Causality – Understanding the Positivity Assumption Required for Matching and ATT Estimand

causalitymatchingpropensity-scores

Does ATT estimand require a less stringent positivity assumption in matching?

For example, if a small treated group is matched to a large control group, most of the control subjects will be discarded after matching. Do we only require positivity assumption to hold in the remaining sample?

Best Answer

The positivty assumption required for identifying the ATT is indeed less strict than the positivity assumption required for the ATE. Stated in "overlap" terms, positivity for the ATT requires that the distribution of covariates for the treated group is contained within the distribution of covariates for the control group. That is, there is no place in the covariate distribution where there are only treated units but no control units.
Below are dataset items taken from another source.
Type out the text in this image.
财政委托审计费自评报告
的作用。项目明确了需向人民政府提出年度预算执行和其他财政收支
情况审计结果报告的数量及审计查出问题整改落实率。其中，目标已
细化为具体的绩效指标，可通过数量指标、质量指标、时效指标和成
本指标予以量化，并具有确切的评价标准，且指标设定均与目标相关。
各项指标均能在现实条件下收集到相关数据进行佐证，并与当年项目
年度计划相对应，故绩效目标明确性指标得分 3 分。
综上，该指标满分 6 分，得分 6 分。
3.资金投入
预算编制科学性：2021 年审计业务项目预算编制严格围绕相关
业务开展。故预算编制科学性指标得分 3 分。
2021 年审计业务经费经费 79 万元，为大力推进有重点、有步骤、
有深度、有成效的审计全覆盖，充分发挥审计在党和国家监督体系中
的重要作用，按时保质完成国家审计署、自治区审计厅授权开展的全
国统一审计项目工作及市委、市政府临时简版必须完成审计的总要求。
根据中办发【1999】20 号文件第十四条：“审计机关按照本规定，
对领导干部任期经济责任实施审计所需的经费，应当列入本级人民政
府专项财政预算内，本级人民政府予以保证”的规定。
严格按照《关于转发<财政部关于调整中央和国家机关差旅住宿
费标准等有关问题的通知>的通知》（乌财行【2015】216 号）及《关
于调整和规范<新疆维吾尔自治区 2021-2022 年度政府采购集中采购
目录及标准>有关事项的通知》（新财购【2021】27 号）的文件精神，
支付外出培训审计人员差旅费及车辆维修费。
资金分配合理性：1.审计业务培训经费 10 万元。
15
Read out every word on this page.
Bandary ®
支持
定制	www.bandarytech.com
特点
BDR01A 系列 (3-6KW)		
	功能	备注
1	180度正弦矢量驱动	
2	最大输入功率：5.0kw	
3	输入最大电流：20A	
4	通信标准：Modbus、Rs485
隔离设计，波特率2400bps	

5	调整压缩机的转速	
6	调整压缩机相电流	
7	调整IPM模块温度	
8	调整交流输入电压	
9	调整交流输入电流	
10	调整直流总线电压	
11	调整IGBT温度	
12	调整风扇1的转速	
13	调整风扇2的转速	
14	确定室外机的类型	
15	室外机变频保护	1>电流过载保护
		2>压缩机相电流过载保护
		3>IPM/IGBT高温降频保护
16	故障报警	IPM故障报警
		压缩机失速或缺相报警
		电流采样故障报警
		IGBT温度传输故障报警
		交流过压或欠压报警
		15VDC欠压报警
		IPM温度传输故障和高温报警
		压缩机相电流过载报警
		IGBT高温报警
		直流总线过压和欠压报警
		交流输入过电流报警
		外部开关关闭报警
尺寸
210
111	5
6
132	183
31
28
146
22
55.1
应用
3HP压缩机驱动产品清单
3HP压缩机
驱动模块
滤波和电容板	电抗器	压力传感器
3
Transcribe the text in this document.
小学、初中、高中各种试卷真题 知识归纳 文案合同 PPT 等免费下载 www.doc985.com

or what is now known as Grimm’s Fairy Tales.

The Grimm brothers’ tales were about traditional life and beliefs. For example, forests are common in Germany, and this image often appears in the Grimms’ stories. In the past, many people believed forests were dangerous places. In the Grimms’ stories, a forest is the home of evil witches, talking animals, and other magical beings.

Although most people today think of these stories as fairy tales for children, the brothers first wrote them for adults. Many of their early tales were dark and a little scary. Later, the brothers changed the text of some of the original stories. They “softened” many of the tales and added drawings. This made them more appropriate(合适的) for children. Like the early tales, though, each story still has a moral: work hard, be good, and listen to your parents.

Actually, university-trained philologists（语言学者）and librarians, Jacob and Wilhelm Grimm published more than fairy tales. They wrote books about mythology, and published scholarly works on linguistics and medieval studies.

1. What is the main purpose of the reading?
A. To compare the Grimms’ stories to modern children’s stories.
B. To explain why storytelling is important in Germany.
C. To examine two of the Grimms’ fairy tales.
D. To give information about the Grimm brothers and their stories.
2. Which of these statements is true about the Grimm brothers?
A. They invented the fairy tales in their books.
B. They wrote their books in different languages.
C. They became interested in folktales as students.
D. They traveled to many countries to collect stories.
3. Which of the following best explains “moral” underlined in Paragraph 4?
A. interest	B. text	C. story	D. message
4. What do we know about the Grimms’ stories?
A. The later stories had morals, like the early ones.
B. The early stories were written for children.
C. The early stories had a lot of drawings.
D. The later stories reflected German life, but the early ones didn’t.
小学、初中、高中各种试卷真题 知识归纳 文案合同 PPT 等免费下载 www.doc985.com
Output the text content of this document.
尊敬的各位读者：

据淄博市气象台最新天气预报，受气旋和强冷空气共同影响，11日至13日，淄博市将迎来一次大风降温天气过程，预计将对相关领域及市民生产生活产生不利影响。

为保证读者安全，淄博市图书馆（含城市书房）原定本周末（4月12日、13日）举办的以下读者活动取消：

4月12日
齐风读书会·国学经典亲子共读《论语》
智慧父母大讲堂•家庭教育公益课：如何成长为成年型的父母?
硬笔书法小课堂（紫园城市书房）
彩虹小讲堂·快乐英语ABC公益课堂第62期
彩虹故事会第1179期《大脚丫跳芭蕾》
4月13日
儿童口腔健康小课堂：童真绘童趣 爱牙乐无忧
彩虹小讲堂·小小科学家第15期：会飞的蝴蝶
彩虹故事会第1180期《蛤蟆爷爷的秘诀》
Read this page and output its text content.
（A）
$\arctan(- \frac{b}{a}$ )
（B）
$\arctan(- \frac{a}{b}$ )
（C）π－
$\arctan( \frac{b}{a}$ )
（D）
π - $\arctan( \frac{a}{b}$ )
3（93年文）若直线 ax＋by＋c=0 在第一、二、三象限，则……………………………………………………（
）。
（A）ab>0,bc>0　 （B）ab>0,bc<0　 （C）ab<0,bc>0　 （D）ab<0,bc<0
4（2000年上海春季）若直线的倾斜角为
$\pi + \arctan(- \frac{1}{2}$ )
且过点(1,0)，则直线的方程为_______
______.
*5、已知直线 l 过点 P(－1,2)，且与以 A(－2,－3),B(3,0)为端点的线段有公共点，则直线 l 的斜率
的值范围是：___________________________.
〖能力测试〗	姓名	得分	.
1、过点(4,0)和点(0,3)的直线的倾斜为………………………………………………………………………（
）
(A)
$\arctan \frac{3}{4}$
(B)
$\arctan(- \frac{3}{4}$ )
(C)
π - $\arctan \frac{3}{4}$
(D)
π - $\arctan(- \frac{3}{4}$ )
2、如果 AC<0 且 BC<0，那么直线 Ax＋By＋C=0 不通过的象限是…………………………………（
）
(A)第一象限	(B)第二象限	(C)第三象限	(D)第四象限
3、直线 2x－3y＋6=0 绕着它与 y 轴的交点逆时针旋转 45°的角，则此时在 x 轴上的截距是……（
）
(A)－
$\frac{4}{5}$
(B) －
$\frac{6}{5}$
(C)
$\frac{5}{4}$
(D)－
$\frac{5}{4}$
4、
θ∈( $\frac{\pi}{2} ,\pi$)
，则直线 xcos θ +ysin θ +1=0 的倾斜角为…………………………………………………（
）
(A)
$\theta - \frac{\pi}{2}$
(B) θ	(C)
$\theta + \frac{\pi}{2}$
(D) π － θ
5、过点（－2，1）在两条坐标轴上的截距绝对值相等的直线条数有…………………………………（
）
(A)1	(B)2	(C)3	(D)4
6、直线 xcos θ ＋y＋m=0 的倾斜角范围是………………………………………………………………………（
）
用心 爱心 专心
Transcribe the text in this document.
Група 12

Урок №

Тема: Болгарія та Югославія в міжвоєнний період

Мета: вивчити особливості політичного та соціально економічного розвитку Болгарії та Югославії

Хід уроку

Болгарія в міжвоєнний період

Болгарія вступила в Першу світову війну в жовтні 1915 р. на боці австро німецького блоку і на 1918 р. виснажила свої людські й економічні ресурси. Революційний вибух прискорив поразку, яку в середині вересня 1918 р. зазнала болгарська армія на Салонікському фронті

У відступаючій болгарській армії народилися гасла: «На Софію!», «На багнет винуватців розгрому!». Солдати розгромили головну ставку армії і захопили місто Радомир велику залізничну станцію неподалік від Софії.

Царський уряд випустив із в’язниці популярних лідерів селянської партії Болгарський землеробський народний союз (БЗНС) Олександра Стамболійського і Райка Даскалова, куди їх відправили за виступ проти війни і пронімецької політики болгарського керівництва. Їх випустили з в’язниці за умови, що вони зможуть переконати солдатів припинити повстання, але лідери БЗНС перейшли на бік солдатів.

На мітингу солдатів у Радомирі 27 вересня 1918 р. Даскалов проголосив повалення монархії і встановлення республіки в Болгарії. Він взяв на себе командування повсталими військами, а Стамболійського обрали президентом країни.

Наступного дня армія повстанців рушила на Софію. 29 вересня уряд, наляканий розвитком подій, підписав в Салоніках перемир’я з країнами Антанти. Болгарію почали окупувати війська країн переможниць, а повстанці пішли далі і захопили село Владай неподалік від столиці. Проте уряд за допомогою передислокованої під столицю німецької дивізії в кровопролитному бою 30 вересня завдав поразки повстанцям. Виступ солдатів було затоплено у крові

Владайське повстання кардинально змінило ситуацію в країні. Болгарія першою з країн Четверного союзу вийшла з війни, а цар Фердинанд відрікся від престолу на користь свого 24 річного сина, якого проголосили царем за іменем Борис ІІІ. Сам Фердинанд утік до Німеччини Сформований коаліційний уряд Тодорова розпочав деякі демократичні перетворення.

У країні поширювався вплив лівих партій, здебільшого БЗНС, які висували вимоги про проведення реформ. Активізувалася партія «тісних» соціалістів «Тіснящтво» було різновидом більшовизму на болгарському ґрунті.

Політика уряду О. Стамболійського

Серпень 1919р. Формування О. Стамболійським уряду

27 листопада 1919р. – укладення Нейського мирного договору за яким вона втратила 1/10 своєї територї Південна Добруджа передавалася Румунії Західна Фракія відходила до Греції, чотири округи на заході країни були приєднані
However, there can be areas of the covariate distribution in the controls that are not occupied by the treated. This is not true of the positivity requirement for the ATE. Intuitively, you can see that such control units would simply be dropped in a matching analysis or down-weighted in a weighting analysis; such units would have a propensity score of zero.

More formally, the positivity requirement for the ATT stated in the usual "probability of treatment" terms is $$ P(A=1|X=x) < 1 $$ for all $x$. That is, there are no areas of the covariate distribution where only the treatment is possible; in all areas of the covariate distribution, it is possible to receive control. This is general a much easier criterion to satisfy than the positivity requirement for the ATE.